DS: I find your “Eco Library” rather interesting. What prompted that addition to your site?
JK: The purpose of our site is two-fold, to enable responsible consumers to comparison shop a wide choice of eco-friendly or fair trade products and to provide educational resources that will help these consumers make good choices. As the market for green products has grown, it has become apparent that many well-intentioned consumers are confused about how to identify which products are better for the environment. Identifying what is genuinely “green” and whether it will make an environmental difference is a very complex process. The Eco Library is a collection of brief articles based on research that I have done on these issues. We separated it from our blog because we felt that whereas the blog articles address topics of current, but short-lived, interest, the Eco Library articles speak to more enduring issues, such as the differences between “fair trade” and “direct trade,” or the environmental merits and drawbacks of bamboo fabrics.

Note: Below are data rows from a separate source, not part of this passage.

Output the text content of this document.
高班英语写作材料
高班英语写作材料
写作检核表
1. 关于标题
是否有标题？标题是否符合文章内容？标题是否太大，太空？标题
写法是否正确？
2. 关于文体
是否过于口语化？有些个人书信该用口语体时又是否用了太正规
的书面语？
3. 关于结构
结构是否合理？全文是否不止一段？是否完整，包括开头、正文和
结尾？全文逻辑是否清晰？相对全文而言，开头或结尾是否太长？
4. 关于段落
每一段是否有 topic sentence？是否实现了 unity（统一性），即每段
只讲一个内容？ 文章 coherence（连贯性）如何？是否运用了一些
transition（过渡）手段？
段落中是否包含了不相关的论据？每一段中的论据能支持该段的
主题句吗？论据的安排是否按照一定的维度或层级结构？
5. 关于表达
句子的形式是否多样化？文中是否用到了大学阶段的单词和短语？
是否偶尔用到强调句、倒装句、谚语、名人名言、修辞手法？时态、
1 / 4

DS: Jay, what about your “Meaning of Green” page. You do an excellent job of defining green, which is not an easy task. How did you arrive at the well written copy visitors can find there?
JK: Well thank you, but these criteria are hardly original. As with the Eco Library, the information used to define “green” for our site is based on researching and surveying a wide range of other sites and resources and then adopting what made most sense to us. As mentioned on our Meaning of Green page, I did find the information provided by Dr. David T. Allen on this question very helpful and am grateful to him for providing it online free of charge.
DS: Jay, I think you are providing a terrific service and resource for green consumers. Where do you see WBIG going and growing in the years ahead?
JK: I am pleased that even as a start-up created during a recession, we have been slowly growing, both in terms of online traffic and the revenue we are generating. As the recession eases and word about us continues to spread, I am optimistic that our growth will accelerate, allowing us to provide an attractive return on investment for our merchants and play a part in an exciting future for the green economy.
DS: Thank you, Jay. We hope everyone will visit your site to learn a little more about sustainability and perhaps to find that perfect gift for the greenie on their shopping list.